I designed the website www.exstrange.com in full.
In a nutshell, #exstrange is a project by Rebekah Modrak and Marialaura Ghidini. They invited several artists to post artwork to ebay, using images, price, category, project description, and any other options on ebay to create layers of meaning surrounding their pieces. I had the opportunity to design their website, which plays an integral role in the project because it acts as a server to host all of the art and connect and organizes the pieces.
Step one to designing was, as always, understanding the project.
Through conversations with Rebekah Modrak, reading their briefs, grants, and project descriptions, I identified the goals of the project as:
-providing an open opportunity for artists of all status and skill to show their work
-providing a democratic space for buying and selling artwork
-breaking down conventions of how artwork is displayed
-breaking down power dynamics of the art world
-appropriating commercial services
-fostering community by providing the opportunity to get to know a stranger intimately
In trying to visualize these goals, I came up with a variety of concepts including
-utopian / dystopian dichotomy
-the distortion of technology
I wanted the site to be separate from modern conventions of clean design but crisp in it’s own right. We also had a very limited amount of time to develop the site, and so I had to keep in mind what was doable in basic html in only a few short weeks. As I built my wireframes, I kept the layout very simple, and allowed small elements to make the design stand out.

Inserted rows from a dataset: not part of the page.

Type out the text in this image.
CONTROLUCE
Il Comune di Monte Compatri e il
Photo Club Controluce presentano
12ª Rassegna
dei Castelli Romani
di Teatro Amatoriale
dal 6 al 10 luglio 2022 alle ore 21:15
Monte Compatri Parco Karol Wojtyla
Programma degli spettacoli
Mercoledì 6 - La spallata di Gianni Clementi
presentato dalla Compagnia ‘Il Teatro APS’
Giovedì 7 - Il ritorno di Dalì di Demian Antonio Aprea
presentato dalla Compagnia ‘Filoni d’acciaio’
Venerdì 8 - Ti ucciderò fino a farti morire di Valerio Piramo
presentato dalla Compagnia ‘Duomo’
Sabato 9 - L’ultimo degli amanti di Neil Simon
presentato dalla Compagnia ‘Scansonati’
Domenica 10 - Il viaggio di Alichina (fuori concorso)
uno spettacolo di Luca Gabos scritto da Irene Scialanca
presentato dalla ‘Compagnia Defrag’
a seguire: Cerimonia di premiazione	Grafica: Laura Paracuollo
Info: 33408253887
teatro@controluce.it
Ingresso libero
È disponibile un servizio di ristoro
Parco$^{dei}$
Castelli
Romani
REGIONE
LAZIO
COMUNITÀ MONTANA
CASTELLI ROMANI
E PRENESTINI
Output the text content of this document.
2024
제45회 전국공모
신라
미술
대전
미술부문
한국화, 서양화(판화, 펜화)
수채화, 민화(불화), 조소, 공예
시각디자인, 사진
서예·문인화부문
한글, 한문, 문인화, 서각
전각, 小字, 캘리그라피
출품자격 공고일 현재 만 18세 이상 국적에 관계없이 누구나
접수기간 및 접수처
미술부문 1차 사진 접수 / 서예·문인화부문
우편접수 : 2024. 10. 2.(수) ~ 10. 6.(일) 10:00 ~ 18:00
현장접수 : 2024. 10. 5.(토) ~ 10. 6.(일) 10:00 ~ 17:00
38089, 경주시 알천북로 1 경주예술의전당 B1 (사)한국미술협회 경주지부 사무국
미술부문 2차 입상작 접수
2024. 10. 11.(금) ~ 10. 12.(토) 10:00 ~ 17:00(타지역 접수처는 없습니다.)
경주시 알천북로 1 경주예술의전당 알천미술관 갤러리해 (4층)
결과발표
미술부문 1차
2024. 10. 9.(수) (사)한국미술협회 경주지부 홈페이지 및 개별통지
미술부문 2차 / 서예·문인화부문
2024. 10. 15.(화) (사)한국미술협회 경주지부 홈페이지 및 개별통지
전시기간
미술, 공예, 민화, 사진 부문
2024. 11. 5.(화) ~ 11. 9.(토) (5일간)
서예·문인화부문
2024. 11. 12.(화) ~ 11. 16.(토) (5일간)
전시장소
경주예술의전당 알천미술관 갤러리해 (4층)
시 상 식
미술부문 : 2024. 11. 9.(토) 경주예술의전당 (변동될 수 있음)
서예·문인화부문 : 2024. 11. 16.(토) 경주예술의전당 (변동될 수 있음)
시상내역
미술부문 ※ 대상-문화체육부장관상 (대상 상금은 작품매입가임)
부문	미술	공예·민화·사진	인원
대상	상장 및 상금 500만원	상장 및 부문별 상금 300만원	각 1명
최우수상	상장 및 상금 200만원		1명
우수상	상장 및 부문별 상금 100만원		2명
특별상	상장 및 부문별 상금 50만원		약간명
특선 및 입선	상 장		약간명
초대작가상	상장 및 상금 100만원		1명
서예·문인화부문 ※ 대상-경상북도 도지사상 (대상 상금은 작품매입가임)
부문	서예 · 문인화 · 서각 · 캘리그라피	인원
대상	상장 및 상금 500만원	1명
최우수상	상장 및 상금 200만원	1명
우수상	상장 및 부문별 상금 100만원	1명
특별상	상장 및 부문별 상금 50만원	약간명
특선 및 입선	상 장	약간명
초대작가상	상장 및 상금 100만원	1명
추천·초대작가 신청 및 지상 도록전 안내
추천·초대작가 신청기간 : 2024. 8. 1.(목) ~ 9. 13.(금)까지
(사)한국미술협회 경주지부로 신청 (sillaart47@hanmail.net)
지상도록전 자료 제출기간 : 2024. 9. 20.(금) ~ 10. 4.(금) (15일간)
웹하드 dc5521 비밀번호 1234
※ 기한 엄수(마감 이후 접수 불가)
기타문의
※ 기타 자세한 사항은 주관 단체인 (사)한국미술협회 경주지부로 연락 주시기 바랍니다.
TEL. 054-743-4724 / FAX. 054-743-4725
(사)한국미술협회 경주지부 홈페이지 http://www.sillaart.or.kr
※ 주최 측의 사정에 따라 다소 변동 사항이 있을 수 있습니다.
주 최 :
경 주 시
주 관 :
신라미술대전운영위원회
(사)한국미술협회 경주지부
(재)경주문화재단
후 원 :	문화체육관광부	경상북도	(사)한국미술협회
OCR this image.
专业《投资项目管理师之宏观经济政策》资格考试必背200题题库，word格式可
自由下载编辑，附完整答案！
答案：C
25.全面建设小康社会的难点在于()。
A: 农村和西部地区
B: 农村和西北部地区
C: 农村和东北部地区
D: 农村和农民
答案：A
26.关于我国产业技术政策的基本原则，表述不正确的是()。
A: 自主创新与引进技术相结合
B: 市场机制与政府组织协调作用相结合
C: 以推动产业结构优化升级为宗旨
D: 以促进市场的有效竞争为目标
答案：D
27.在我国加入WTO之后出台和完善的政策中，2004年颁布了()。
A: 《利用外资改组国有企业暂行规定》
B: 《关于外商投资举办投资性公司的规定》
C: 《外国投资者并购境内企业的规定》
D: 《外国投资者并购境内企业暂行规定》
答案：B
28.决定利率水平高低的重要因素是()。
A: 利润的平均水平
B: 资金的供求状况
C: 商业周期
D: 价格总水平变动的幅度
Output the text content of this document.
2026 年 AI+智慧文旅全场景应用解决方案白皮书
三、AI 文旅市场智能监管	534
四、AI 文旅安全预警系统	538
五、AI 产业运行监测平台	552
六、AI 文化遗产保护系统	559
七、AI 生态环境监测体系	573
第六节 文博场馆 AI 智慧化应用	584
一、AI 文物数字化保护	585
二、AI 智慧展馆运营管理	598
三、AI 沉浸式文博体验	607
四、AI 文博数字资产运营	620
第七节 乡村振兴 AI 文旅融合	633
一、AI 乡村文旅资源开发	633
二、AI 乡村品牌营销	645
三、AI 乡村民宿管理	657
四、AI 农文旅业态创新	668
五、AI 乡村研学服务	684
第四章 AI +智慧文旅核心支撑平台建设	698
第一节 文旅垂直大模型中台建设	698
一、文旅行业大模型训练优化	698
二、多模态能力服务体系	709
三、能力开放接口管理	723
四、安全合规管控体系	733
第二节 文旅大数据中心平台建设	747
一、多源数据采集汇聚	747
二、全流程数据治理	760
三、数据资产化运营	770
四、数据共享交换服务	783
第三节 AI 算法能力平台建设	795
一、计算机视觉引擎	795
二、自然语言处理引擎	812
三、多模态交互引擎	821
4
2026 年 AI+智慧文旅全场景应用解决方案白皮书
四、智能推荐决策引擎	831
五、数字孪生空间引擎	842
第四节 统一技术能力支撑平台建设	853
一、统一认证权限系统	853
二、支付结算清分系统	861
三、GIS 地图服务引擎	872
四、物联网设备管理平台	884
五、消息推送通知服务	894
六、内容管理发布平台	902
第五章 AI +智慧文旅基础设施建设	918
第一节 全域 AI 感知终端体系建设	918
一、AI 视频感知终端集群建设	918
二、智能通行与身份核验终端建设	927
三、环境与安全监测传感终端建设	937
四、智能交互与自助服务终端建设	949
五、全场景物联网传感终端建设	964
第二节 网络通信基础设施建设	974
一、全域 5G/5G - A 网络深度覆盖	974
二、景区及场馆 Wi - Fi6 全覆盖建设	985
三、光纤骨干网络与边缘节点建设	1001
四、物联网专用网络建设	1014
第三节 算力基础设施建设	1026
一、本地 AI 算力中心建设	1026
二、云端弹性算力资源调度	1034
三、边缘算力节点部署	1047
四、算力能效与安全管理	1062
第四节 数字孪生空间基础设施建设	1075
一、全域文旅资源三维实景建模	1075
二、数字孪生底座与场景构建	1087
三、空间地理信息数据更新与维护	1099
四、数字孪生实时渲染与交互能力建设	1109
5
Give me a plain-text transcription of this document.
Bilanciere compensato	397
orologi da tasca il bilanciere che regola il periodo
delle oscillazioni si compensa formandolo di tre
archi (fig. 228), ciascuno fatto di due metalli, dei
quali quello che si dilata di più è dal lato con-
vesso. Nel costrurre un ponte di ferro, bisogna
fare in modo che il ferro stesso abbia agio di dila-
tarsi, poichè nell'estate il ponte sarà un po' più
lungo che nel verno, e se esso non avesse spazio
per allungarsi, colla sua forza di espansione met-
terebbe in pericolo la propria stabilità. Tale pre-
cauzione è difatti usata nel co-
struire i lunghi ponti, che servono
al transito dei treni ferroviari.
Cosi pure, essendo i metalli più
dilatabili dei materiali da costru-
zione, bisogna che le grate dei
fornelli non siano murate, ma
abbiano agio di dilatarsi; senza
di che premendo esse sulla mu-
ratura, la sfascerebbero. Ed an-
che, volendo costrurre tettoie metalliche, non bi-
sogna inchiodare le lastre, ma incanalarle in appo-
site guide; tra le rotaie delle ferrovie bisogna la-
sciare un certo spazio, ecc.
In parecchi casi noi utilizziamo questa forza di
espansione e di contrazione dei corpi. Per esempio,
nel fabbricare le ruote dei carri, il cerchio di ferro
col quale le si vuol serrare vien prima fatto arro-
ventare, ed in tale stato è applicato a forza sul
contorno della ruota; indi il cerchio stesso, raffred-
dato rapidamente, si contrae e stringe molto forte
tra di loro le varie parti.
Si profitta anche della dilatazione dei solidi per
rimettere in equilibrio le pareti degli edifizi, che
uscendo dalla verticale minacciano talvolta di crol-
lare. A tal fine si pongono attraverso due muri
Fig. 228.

The angles at the bottom of the text boxes, erratic typefaces in the navigation alluded back to punk rock, while backgrounds and headers allude to glitching (more on this later).
As I got to work visualizing these goals, I found many connections between the project and punk rock of the 1970s – ripe with zine culture and anti-establishment rebellion. Rebekah responded quite positively to this idea, but because the project is heavily internet based I wanted to come up with an idea that brought punk into the 21st century, and incorporate the playfulness Marialaura had expressed interest in.
I began experimenting with different backgrounds to take the website out of the traditional “white box gallery” space that most websites allude to (see: this website). I started by using a faded paper to allude to the creation of zines, but it felt antiquated. In an attempt to bring the work to the 21st century, I took photographs of screen distortion, and loved the silvery glow that was both technological and organic at once. That is how I came up with my idea for glitching – are hackers not, after all, the anti-establishment community of the internet age? I then shifted the visual design drastically.